GREVIA – Misophonic

GREVIA – Misophonic

If you look at the cover of the very first recording from this Sicilian grindcore/death metal ensemble thinking that this must be a typical grindcore/death release in the vein of old Misery Index, Napalm Death and Nasum, with songs shorter than an average orgasm and occasional brilliance, you’d be right.

Take pre-Misery Index Dying Fetus and then Misery Index themselves and mix it up with roughly equal parts early Napalm Death and Nasum. Then cut it up in short, no more than 2:01 minute, tracks. Serve raw, heavy and crazy evil. As I have said before, there is no way you can put together an engaging, cogent track in 2 minutes, no matter how creative you are and the Palermo-based construct of Paride Mercurio (vocals), Vincenzo Frisella (bass), Giorgio Trombino (guitar), Davide Billia (drums on "Misophonic") is not very creative, more like occasionally interesting in a sea of noise that is "Misophonic".

The concept is interesting, thank you very much. It addresses the modern man’s problem with the noise of the world, all these things vying for our attention everywhere we go, to the point that we become hateful of ANY sound. Stepdaughter’s croaking parrot (for attention, of course), stepson screaming because younger brother hit him, the TV commercials we like the TV commercials we hate, the TV commercials we don’t care for either way, facebook notifications, youtube notifications, emails, government propaganda, government’s opposition propaganda, the left, the right, the center – STOP! LEAVE ME ALONE!!!

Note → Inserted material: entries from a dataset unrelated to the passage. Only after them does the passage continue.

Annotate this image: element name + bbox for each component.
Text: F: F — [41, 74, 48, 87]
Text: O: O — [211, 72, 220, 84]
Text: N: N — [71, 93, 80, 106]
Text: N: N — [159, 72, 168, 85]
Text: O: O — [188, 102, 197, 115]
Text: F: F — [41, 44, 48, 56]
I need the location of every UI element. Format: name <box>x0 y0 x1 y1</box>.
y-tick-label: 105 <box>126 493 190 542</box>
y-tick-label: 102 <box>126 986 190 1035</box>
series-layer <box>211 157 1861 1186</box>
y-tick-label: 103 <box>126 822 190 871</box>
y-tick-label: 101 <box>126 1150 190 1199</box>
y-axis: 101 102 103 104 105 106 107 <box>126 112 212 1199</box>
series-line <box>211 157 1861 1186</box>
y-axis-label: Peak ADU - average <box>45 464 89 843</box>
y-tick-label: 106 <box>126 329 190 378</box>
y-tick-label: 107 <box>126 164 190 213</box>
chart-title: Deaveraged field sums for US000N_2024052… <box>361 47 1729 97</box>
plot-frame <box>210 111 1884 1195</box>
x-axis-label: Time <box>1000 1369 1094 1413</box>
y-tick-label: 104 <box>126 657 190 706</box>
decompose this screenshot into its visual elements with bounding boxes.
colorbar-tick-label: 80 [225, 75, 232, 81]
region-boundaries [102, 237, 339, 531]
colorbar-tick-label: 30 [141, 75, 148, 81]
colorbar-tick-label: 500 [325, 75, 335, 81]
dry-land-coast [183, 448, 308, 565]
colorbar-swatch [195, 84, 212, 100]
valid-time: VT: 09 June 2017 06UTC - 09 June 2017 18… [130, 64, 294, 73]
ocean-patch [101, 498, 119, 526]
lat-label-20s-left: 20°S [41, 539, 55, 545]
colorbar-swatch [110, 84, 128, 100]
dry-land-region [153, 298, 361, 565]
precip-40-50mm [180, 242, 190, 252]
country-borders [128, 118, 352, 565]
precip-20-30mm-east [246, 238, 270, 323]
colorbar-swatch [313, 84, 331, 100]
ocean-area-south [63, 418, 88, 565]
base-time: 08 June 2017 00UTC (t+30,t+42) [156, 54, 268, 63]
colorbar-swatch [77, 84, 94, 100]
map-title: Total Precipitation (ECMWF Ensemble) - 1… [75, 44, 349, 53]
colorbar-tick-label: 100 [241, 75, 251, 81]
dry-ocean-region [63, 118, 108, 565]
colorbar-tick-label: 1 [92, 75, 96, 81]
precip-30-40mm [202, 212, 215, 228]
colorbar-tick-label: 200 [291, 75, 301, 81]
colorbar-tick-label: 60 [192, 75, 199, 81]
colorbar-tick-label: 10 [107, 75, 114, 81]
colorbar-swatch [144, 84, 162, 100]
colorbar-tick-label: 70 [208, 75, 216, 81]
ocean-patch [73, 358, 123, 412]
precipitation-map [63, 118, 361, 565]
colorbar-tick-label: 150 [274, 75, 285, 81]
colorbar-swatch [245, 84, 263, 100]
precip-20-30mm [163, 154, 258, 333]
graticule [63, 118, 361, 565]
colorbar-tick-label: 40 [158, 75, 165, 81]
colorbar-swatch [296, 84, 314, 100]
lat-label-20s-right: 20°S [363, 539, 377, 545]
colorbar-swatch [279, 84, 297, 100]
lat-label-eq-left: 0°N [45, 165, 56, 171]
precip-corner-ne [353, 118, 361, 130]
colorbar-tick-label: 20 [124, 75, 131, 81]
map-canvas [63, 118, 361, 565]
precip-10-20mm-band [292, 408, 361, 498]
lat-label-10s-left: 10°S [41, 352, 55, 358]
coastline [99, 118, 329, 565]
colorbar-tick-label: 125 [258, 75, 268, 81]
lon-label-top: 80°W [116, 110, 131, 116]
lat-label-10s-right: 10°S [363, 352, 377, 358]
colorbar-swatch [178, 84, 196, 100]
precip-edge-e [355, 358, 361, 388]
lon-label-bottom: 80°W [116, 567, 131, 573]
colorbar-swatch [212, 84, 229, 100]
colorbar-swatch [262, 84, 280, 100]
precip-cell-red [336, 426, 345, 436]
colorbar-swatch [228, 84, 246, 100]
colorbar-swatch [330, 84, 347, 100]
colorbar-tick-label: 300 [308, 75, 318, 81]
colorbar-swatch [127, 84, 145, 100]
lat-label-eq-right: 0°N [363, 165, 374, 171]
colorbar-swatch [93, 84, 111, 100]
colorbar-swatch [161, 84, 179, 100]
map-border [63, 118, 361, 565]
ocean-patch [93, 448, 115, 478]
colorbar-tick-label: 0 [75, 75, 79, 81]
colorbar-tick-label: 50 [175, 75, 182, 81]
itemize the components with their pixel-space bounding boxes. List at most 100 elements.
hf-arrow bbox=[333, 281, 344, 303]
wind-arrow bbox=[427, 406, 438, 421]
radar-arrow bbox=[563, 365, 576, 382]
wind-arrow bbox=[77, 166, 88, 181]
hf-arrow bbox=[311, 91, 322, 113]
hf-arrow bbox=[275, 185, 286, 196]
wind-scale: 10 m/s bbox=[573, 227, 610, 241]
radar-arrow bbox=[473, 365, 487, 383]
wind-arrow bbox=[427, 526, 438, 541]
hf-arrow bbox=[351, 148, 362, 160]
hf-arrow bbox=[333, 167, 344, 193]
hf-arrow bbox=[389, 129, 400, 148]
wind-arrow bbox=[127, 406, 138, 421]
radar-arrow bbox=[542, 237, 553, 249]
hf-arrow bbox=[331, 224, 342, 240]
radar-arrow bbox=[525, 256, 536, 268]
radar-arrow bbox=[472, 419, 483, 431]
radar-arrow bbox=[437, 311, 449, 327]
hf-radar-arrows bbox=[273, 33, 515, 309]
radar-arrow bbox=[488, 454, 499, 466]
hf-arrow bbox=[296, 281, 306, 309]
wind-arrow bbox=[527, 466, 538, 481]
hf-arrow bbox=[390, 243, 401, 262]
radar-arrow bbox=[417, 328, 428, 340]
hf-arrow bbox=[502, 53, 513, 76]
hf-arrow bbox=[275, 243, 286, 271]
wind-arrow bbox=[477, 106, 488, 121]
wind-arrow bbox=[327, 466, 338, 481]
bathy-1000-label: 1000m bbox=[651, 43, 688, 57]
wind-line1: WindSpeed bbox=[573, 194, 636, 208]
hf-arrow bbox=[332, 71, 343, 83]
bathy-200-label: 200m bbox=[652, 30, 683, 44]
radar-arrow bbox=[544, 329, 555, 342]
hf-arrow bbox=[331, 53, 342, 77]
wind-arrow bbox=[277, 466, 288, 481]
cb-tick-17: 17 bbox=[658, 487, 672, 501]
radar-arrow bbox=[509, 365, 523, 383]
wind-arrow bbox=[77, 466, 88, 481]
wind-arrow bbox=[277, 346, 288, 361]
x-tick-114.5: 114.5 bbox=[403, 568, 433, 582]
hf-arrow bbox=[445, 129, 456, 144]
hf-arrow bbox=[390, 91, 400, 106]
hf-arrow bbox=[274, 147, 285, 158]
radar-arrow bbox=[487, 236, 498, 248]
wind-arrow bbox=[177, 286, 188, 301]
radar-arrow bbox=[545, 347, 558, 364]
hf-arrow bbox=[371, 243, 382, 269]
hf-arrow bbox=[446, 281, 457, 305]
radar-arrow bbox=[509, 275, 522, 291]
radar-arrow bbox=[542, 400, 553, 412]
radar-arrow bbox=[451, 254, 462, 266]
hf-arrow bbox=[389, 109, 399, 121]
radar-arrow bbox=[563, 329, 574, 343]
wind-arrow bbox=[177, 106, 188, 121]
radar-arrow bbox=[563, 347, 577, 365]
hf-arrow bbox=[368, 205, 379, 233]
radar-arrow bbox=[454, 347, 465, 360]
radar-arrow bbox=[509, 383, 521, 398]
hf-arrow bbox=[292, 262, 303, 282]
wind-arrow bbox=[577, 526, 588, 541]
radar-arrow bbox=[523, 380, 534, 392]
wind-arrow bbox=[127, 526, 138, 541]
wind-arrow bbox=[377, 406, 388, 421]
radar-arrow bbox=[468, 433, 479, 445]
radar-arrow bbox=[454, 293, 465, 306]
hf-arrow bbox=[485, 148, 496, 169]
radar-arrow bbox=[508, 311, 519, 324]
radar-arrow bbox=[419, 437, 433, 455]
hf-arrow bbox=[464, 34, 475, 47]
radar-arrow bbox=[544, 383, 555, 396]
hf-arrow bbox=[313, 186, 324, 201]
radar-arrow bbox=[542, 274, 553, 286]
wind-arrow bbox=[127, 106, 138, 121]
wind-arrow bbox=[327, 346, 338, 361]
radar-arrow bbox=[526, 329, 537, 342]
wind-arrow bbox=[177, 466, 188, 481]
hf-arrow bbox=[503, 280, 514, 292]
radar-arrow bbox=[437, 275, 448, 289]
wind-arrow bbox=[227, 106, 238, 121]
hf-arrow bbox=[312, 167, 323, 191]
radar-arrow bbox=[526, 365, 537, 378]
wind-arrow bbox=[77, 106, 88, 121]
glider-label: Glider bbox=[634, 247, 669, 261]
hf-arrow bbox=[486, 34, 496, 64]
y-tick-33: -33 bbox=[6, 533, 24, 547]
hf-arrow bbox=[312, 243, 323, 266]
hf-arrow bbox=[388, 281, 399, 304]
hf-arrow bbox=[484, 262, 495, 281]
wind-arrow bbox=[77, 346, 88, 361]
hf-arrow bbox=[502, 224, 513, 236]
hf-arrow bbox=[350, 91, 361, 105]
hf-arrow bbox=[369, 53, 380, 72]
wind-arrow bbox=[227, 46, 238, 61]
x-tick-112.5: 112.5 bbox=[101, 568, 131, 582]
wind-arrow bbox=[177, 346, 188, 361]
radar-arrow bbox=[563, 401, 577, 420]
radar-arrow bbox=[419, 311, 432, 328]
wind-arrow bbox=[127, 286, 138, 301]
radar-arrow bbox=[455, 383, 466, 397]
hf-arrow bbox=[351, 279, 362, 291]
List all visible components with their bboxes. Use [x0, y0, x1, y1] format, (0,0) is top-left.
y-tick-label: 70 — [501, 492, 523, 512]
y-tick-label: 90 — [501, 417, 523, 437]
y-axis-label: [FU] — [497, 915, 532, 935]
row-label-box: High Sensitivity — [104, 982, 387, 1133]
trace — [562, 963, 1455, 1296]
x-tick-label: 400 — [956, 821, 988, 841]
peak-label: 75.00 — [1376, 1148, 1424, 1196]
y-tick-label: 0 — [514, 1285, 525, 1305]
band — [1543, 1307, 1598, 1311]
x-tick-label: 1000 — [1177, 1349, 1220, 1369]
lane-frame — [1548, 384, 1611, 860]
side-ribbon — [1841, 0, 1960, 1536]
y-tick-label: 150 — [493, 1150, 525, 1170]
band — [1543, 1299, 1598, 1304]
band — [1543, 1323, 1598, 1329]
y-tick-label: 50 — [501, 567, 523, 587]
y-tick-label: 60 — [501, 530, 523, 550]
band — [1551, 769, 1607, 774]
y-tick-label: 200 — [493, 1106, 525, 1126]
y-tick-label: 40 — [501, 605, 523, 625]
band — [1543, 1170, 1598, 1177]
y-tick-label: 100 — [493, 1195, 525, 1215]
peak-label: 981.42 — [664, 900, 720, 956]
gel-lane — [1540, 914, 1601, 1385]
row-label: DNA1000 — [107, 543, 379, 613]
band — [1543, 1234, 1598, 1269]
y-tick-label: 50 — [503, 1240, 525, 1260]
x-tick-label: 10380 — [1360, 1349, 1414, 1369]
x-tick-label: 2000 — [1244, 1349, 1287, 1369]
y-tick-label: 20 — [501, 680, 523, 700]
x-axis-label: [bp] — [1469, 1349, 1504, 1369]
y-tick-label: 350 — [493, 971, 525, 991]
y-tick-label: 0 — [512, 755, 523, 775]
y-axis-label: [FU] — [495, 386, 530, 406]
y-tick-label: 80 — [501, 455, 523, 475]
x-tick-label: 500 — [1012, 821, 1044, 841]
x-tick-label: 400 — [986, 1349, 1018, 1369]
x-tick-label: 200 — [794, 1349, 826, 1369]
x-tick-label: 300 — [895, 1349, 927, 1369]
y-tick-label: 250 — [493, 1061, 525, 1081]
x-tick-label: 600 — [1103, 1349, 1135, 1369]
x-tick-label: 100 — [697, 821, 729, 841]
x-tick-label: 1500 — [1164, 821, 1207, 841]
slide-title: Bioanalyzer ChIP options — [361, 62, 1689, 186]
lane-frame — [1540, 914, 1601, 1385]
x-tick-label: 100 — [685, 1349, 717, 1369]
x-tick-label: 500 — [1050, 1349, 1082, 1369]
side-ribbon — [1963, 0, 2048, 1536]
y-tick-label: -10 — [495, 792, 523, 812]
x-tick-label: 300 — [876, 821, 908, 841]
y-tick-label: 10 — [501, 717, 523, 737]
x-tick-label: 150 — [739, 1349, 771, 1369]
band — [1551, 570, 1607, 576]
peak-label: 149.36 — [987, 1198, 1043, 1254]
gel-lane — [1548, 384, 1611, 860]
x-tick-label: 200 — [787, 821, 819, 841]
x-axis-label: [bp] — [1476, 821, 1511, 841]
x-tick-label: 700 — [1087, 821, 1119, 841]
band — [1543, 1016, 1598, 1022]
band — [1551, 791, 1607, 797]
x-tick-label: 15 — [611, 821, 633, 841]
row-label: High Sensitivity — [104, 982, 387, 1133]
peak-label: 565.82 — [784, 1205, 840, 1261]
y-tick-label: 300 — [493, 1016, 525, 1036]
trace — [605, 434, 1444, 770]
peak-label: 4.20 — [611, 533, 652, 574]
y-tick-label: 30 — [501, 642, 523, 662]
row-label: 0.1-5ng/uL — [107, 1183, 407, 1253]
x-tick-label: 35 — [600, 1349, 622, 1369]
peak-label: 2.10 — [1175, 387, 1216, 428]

In this context, "Misophonic" can be fun but not for too long. "Nu Clear" has an epic start thanfully repeated again throughout but not much more to it. "Consumed" has some interesting semimelodic noodling but, again, too short to care. Probably the closer is the most interesting track, slow, then very fast crazy brutal with some good riffs and fills, then melodic and catchy, then fast and furious, then goodbye. You get the point.

Lots of simple if interesting riffs, occasional melody but not enough to write home about it, could be the summary of Grevia’s debut. It’s too early to tell where they go from there but, hopefully, the track length will not become their standard operating procedure.